Vu la procédure suivante :

Procédure contentieuse antérieure :

Mme B... A... a demandé au Tribunal administratif de Paris d'annuler la décision du 13 novembre 2018 par laquelle la maire de Paris l'a informée de son placement en congé de longue maladie d'office pour une période de six mois ou, à titre subsidiaire, de désigner un expert médical aux fins de l'examiner et d'apprécier son état de santé ainsi que son aptitude à exercer ses fonctions.

Par un jugement n° 1900750/2-3 du 4 février 2021, le Tribunal administratif de Paris a rejeté sa demande.

Procédure devant la Cour :

Par une requête et un mémoire, enregistrés les 6 avril 2021 et 13 octobre 2021,

Mme A..., représentée par Me de Prittwitz, demande à la Cour :

1°) d'annuler ce jugement du Tribunal administratif de Paris du 4 février 2021 ;

2°) d'annuler la décision du 13 novembre 2018 de la maire de Paris l'informant de son placement en congé de longue maladie d'office pour une période de six mois ;

3°) à titre subsidiaire de désigner un expert médical aux fins de l'examiner et d'apprécier son état de santé et son aptitude à exercer ses fonctions d'enseignante ;

4°) de mettre à la charge de la Ville de Paris une somme de 2 500 euros en application de l'article L. 761-1 du code de justice administrative ainsi que les entiers dépens de l'instance.

Elle soutient que :

- la décision attaquée n'est pas motivée ;

- cette décision est entachée d'erreur manifeste d'appréciation dès lors qu'elle n'a pas été en mesure, en raison d'un délai de convocation trop court, de se faire accompagner ou représenter lors de l'examen de son dossier par le comité médical, elle n'a pu consulter son dossier médical que postérieurement à cet examen, les rapports des deux médecins, dont le second ne l'a pas directement examiné, sont contradictoires, son état dépressif résulte de la suspension prononcée à son encontre en juin 2018 et le médecin de la médecine préventive a émis un rapport se terminant par la mention " sans avis ".

Par un mémoire en défense, enregistré le 29 juin 2021, la Ville de Paris, représentée par Me Magnaval, demande à la Cour :

1°) de rejeter la requête de Mme A... ;

2°) de mettre à la charge de Mme A... une somme de 2 000 euros en application de l'article L761-1 du code de justice administrative.

Elle soutient que :

- les moyens de la requête ne sont pas fondés.

Par une ordonnance du 15 novembre 2021, la clôture de l'instruction a été fixée au

15 décembre 2021 à 12 heures.

Vu les autres pièces du dossier.

Vu :

- la loi n°84-53 du 26 janvier 1984 ;

- le décret n°87-602 du 30 juillet 1987 ;

- le code des relations entre le public et l'administration ;

- le code de justice administrative.

Les parties ont été régulièrement averties du jour de l'audience.
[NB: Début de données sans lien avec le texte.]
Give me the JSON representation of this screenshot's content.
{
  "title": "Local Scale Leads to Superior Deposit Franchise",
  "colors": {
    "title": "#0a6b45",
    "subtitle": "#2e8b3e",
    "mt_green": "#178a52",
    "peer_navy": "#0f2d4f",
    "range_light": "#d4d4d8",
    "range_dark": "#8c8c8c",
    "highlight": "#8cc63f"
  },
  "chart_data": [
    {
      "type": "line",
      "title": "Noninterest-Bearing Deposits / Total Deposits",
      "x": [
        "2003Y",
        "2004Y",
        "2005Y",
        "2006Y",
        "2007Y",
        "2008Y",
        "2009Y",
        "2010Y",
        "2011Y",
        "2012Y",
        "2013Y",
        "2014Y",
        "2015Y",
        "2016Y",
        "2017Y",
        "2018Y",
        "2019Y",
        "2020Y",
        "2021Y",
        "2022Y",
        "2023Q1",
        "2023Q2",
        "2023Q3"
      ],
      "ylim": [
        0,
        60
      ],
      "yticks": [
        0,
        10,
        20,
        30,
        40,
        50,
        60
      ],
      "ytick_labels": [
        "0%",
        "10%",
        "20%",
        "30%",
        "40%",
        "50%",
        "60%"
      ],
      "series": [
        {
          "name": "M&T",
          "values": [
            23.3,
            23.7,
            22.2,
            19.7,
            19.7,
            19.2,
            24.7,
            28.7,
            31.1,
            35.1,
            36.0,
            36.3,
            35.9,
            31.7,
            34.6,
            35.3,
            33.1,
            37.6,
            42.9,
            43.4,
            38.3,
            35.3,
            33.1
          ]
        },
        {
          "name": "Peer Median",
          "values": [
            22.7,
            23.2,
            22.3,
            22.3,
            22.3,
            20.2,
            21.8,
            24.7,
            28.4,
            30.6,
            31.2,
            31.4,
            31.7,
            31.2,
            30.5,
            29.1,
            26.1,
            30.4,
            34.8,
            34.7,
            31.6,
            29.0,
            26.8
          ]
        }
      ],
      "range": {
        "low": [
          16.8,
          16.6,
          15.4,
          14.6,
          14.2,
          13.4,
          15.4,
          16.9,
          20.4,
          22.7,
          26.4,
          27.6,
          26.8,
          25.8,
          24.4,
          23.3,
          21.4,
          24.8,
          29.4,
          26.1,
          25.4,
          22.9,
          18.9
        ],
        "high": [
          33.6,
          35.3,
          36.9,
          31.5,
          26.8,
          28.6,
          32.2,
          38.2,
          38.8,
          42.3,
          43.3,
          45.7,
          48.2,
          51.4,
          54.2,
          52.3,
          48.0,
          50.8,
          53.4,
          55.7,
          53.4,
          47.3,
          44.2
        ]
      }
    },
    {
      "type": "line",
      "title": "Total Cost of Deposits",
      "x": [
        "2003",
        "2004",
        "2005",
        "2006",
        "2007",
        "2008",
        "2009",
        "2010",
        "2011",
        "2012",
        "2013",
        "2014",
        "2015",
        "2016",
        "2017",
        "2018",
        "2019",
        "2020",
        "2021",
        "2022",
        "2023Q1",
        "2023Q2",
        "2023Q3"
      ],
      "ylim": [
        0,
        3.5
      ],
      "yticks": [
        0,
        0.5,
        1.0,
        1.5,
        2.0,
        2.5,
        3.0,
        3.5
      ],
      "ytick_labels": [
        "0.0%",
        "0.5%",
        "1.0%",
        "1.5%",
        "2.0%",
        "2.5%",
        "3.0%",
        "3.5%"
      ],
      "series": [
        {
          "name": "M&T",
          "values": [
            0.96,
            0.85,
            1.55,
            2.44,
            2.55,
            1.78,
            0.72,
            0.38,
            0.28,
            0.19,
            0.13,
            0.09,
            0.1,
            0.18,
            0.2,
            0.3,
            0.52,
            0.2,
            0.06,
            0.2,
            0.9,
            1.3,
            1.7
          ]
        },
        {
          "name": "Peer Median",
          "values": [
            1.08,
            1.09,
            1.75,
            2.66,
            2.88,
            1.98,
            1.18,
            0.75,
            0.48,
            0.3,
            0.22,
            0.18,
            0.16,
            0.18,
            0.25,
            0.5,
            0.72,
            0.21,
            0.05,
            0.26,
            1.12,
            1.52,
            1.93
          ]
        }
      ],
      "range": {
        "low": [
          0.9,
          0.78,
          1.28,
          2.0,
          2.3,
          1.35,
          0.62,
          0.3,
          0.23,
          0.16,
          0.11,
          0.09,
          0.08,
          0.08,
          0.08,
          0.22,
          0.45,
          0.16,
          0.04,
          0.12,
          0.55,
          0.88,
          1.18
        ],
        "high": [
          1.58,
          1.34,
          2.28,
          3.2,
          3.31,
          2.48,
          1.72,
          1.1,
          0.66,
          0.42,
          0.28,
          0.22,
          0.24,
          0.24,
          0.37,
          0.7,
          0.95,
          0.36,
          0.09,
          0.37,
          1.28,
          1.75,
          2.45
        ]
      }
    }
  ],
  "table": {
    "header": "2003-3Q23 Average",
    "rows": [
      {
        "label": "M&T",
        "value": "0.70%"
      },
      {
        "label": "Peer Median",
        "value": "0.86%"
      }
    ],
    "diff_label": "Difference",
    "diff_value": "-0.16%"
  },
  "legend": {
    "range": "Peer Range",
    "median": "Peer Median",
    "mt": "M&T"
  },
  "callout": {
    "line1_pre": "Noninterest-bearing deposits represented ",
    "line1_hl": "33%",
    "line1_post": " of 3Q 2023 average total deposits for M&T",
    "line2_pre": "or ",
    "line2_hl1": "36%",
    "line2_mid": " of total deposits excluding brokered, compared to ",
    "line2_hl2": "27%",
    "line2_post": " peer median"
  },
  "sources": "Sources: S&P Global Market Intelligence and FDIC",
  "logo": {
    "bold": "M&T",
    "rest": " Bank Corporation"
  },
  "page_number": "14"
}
Ont été entendus au cours de l'audience publique :

- le rapport de Mme C...,

- les conclusions de Mme Mach, rapporteure publique,

- et les observations de Me Safatian pour la Ville de Paris.

Considérant ce qui suit :

1. Mme A..., professeure de la Ville de Paris, spécialité arts plastiques dans les écoles élémentaires, a, à la suite de plaintes de parents d'élèves, été suspendue de ses fonctions à titre conservatoire du 11 juin 2018 au 10 octobre 2018. Elle a parallèlement fait l'objet d'une procédure de placement en congé longue maladie d'office à la suite d'une visite médicale d'aptitude en cours de carrière ayant eu lieu le 14 septembre 2018. Après avis du comité médical du 5 novembre 2018, elle a été placée en congé de longue maladie d'office pour une période de six mois et a été informée de cette décision par courrier du 13 novembre 2018. Elle a dès lors saisi le tribunal administratif de Paris d'une demande tendant à l'annulation de cette décision, mais le tribunal a rejeté cette demande par un jugement du 4 février 2021 dont elle relève appel.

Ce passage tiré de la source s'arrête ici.